Do you remember 2007? I do, it was the year I started in tech and it was the year that the HD-DVD and Blu-ray battle kicked off. For AV writers in tech, this was the golden age. Apple had yet to ruin all other tech with its iPhone, which has dominated column inches ever since, and in those days a good format war was great for readership numbers.
Back then I loved HD-DVD, and when it eventually lost out to Blu-ray I was sort of sick of discs. The truth is though, even though I still hate a lot of things about Blu-ray - that interminable start up speed for one - there is nothing quite like a disc to give you the ultimate picture experience.
So with the news that we'll see a new, 4K Blu-ray format within a few months I couldn't be happier. For now, 4K is about as good as we're going to get from movies. In the future we'll capture more detail from 35 and 70mm film stock that will take us up to 8K and beyond, but for now, if you want an amazing 4K experience, disc is the way to get it.
For those of us like me who have 152mb broadband, streaming 4K should be no problem.

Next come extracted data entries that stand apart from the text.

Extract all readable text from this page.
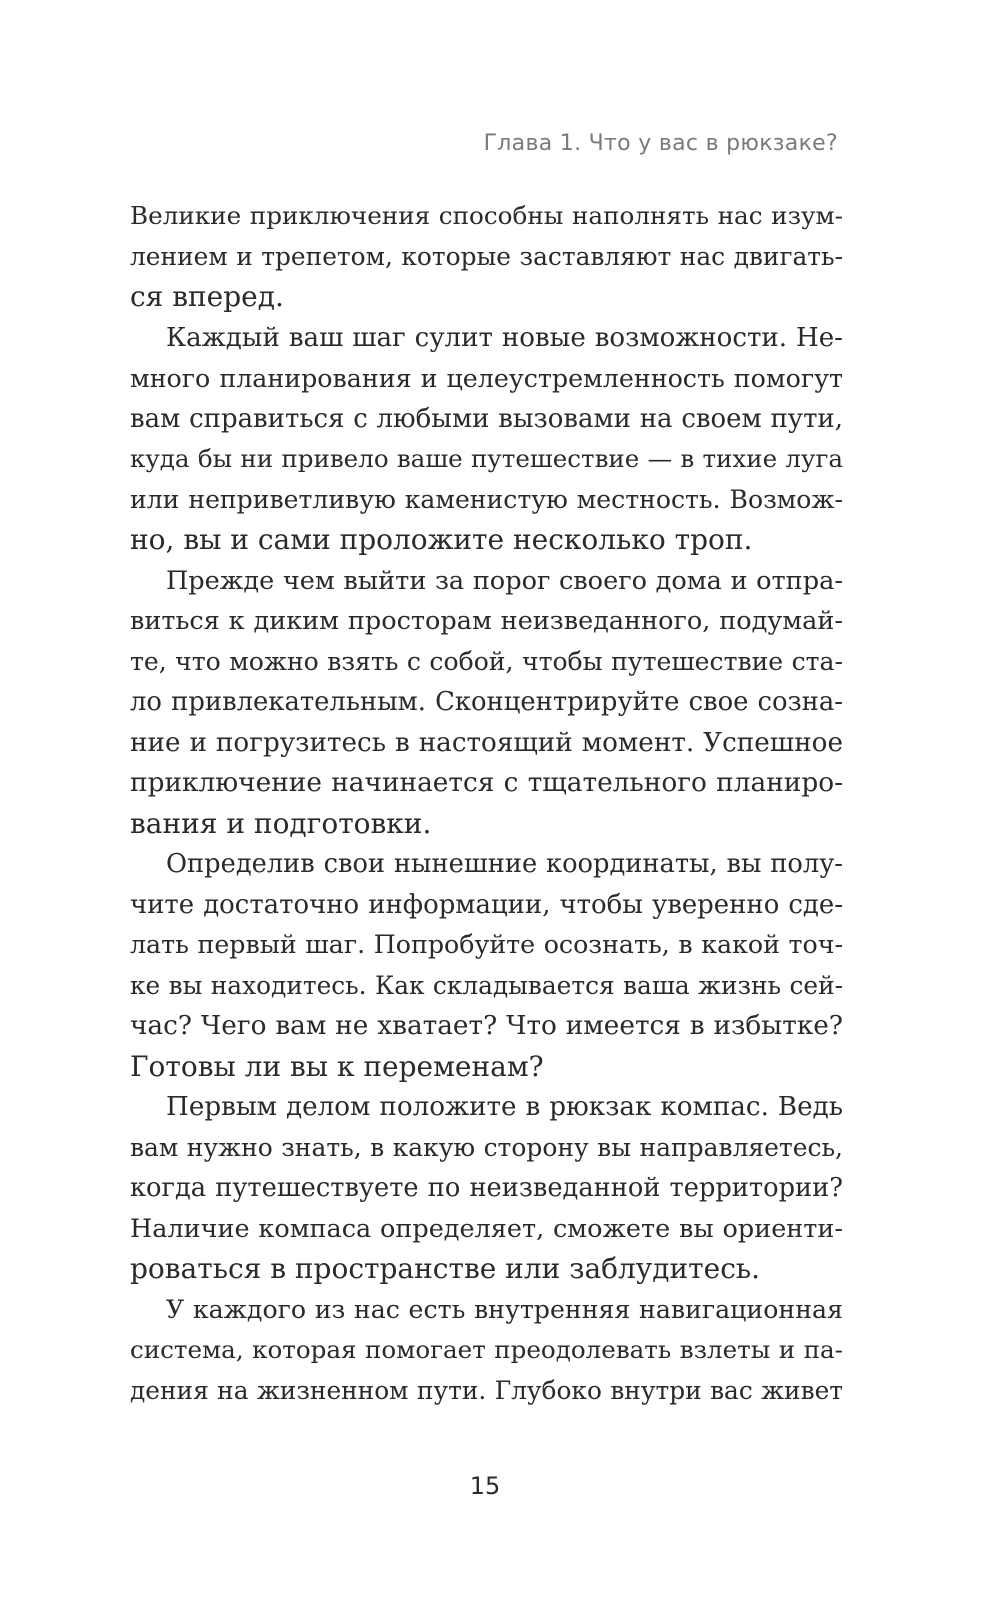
Глава 1. Что у вас в рюкзаке?

Великие приключения способны наполнять нас изум-
лением и трепетом, которые заставляют нас двигать-
ся вперед.

Каждый ваш шаг сулит новые возможности. Не-
много планирования и целеустремленность помогут
вам справиться с любыми вызовами на своем пути,
куда бы ни привело ваше путешествие — в тихие луга
или неприветливую каменистую местность. Возмож-
но, вы и сами проложите несколько троп.

Прежде чем выйти за порог своего дома и отпра-
виться к диким просторам неизведанного, подумай-
те, что можно взять с собой, чтобы путешествие ста-
ло привлекательным. Сконцентрируйте свое созна-
ние и погрузитесь в настоящий момент. Успешное
приключение начинается с тщательного планиро-
вания и подготовки.

Определив свои нынешние координаты, вы полу-
чите достаточно информации, чтобы уверенно сде-
лать первый шаг. Попробуйте осознать, в какой точ-
ке вы находитесь. Как складывается ваша жизнь сей-
час? Чего вам не хватает? Что имеется в избытке?
Готовы ли вы к переменам?

Первым делом положите в рюкзак компас. Ведь
вам нужно знать, в какую сторону вы направляетесь,
когда путешествуете по неизведанной территории?
Наличие компаса определяет, сможете вы ориенти-
роваться в пространстве или заблудитесь.

У каждого из нас есть внутренняя навигационная
система, которая помогает преодолевать взлеты и па-
дения на жизненном пути. Глубоко внутри вас живет

15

And, indeed, it's not for the most part. However it's still not perfect. Every Netflix show I watch starts off as a festival of Tetris blocks while the adaptive bitrate negotiates and eventually delivers the best possible quality. It's a small point, perhaps, but Blu-ray with its higher bitrates looks perfect from the first frame to the last.
And, while streaming can certainly offer high bitrates and high frame rates. The problem is, delivering 50 or 60 frames per second at 4K resolutions will tax a lot of home broadband. The newer HEVC which compresses video is all well and good, but it can't perform miracles, and there will, for now at least, be compromises. At this level, you don't really want to be making compromises, you want to see the best possible picture and hear the best possible sound.
And what's more, even if you are seeing a 4K streamed picture there are other things that can go wrong. For example, Daredevil on Netflix streamed fine for me in 4K, but refused to pony up a surround sound track. Sound is really important to me, so this is a huge disappointment, and one you don't get on disc.
And sound deserves even more comment here, because it's impractical to stream a Dolby TrueHD or DTS HD Master Audio. This means that, while we still get great surround sound, if you want the best possible experience, it's still going to come off a disc. Audio is, and always has been, one of those things that gets neglected, but for me the jump from 5.1 channel sound to 7.1 was the greatest thing to happen to movie soundtracks, and I love hearing them from Blu-ray discs.